The newspaper discovered in a two-week investigation that some USC football players circumvented drug testing by devising schemes to substitute "clean" urine for their own and also by using masking drugs.

Two days after Marinovich's Jan. 20 arrest in Newport Beach, USC formed a task force to investigate drug testing at the school. The group, chosen by Athletic Director Mike McGee, has yet to offer any recommendations.

Marinovich has since announced he will enter April's NFL draft.

USC, among the first schools to institute drug testing, started testing all its athletes in 1985. Initially, 10 percent of the athletes failed the test. USC says only 2 percent of the recently tested athletes failed.

"We heard in the fall of '89 that one of our athletes may have cheated on a test -- not how it was done," McGee said Friday. "At that point, we put into motion what we thought were some extra precautions that involved, in addition to a technician, a university administrator to be an observant."

Nevertheless, interviews with more than 15 players and former players indicate the following has happened since the program was started in 1985: Urine believed to be "clean" is acquired from athletes and other students on campus. If little scrutiny is expected, the urine is brought to the testing area in a vial, bottle or package and simply poured into the testing cup when the observer isn't looking. If the player expects to be watched, a bladder pack filled with "clean" urine is strapped to a part of the body not visible (under an arm or under a shirt) with a tube running to the pelvic area in order to simulate urination. The attention of testing officers is diverted by athletes, allowing other athletes to pour "clean" urine into the testing cup. A number of masking drugs, available at so-called "head shops" in Southern California, are purchased by athletes and these are taken with moderate success. If given 24 hours notice that they are going to be tested, athletes consume vinegar, cranberry juice or water in large quantities to flush illegal substances out of their system.

"The situation was such that it seemed that they {tried to} catch those who they wanted to catch," said former USC defensive back Brandon Bowlin, referring to the frequency with which some athletes were tested.

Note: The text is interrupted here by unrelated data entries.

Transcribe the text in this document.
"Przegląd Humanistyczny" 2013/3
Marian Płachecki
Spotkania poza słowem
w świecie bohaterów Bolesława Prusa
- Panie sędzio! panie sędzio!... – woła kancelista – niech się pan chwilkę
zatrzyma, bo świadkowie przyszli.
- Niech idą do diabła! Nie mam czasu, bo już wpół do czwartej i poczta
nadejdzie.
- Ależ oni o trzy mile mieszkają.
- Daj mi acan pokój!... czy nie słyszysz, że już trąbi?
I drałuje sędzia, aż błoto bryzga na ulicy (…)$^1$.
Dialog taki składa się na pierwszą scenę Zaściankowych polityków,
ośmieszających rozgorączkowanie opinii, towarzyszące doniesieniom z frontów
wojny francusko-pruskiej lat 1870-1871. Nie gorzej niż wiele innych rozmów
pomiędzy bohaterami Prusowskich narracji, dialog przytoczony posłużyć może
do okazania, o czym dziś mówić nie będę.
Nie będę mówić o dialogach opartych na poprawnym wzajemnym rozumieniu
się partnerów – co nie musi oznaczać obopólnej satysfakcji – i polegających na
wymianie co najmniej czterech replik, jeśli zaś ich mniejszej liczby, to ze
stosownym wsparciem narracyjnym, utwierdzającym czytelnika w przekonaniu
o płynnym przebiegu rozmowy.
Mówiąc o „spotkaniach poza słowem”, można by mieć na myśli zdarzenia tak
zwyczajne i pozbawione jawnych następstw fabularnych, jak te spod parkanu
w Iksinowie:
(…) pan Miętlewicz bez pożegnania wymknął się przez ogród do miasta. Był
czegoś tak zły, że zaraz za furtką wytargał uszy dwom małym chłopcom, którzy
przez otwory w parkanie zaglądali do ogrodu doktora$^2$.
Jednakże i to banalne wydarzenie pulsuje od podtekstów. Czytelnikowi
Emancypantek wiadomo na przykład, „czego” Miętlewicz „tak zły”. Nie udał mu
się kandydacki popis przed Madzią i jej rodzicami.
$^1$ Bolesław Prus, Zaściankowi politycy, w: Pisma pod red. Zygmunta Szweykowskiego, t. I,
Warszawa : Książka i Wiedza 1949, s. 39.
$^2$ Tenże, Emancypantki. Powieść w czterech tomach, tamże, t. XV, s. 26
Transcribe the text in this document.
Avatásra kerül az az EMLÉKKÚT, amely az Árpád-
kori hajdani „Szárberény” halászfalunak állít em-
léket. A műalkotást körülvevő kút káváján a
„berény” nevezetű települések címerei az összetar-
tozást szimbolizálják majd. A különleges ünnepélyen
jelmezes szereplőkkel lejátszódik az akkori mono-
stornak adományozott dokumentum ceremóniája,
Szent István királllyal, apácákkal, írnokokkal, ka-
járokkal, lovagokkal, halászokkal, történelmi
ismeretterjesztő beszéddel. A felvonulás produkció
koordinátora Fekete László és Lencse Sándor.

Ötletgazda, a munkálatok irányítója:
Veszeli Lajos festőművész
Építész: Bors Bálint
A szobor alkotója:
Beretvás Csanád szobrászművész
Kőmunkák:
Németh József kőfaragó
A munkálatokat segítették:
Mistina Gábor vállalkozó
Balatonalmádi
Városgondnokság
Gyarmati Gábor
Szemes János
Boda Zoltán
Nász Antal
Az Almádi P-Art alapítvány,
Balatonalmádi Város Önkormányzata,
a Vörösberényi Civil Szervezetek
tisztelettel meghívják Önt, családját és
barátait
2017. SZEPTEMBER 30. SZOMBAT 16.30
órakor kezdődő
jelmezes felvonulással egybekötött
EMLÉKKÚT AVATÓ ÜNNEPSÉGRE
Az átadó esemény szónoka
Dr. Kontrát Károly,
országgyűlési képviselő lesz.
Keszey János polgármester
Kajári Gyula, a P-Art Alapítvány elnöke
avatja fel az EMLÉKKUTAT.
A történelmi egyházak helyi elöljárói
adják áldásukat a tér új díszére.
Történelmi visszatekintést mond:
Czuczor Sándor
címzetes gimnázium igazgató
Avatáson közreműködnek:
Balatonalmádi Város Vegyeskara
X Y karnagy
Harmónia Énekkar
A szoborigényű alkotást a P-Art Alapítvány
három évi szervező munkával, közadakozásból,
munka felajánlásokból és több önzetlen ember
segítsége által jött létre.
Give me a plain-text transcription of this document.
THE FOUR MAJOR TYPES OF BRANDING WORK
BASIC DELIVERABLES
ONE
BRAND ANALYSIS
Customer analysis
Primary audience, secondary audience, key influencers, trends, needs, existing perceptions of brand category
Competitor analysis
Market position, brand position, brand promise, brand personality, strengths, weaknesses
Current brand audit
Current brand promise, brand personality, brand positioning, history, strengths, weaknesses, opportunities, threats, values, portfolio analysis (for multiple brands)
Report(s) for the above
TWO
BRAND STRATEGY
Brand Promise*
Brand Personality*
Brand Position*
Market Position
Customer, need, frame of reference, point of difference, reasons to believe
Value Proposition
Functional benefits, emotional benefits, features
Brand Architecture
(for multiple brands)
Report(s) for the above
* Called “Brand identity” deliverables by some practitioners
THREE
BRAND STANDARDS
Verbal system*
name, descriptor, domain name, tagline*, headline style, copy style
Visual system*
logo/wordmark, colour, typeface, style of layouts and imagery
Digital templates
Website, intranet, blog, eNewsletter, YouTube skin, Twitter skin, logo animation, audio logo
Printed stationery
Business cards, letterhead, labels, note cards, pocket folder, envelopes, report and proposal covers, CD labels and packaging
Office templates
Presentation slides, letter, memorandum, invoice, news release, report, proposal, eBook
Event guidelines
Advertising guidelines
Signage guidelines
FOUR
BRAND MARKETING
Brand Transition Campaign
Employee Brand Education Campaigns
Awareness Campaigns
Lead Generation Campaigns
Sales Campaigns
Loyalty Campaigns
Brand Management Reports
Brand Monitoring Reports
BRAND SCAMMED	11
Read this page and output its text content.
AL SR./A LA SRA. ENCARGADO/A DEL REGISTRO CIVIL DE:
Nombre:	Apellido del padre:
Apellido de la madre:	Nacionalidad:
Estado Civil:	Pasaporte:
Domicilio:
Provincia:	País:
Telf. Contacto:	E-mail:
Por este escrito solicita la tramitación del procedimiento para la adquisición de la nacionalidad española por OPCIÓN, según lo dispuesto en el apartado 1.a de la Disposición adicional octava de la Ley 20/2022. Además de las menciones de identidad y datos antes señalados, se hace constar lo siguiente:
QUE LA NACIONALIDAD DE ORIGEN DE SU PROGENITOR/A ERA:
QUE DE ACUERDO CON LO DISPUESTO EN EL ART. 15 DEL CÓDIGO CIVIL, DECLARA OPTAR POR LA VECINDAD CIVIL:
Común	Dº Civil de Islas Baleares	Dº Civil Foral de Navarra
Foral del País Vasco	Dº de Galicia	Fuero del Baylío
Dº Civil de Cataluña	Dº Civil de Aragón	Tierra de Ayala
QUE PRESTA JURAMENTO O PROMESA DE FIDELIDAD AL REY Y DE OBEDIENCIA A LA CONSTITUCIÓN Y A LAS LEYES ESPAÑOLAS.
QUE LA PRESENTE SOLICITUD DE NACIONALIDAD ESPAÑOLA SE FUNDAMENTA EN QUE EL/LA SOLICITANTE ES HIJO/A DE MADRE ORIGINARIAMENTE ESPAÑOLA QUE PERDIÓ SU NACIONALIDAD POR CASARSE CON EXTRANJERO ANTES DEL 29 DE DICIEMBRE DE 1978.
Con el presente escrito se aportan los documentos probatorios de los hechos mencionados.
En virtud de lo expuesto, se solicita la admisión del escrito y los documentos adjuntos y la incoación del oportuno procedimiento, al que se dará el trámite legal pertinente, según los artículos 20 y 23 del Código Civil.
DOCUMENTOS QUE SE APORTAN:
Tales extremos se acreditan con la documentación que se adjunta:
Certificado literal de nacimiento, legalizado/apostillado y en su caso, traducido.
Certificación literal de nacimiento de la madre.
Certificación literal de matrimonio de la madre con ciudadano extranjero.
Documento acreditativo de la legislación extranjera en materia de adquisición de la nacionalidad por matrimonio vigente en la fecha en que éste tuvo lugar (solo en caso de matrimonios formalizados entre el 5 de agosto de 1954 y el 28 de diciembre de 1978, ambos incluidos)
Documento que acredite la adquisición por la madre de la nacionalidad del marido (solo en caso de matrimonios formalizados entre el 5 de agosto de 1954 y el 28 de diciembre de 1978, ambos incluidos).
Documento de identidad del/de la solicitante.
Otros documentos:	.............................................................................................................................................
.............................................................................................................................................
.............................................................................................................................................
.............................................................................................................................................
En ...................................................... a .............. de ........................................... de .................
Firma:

A former offensive player explained it this way: Players "would take someone else's {urine} and have it in a bag that was taped to their back. They would then run an IV {intravenous} tube down between their legs. Then, they would have a clamp at the end that released the urine when you took it off . . . like you were really going to the bathroom."

Another recent offensive starter said that USC testing procedures were so lax that it allowed cheating.

"Some of the guys knew how to beat the drug testing," he said. "They would take a small bag and put some clean {urine} in it and hold it under their arm. It didn't matter whose you had as long as it was clean. . . . The person who would be responsible for watching you would walk into the stall, but never knew if you cheated or not. I really don't think USC knew about this."

McGee said Friday that if USC's program has deficiencies, so do others.

"Maybe we don't have the latest understanding of techniques that might be used to cheat on tests," he said. "You're saying our problems are in observation. My point is, we're not the only ones that have been fooled or not fooled."

For instance, the NCAA was testing USC football players for postseason games.

"If I've said anything that makes you think we have all the answers, I'll be the first one to say we don't," McGee said. "But we are committed to a testing program. We think it has value."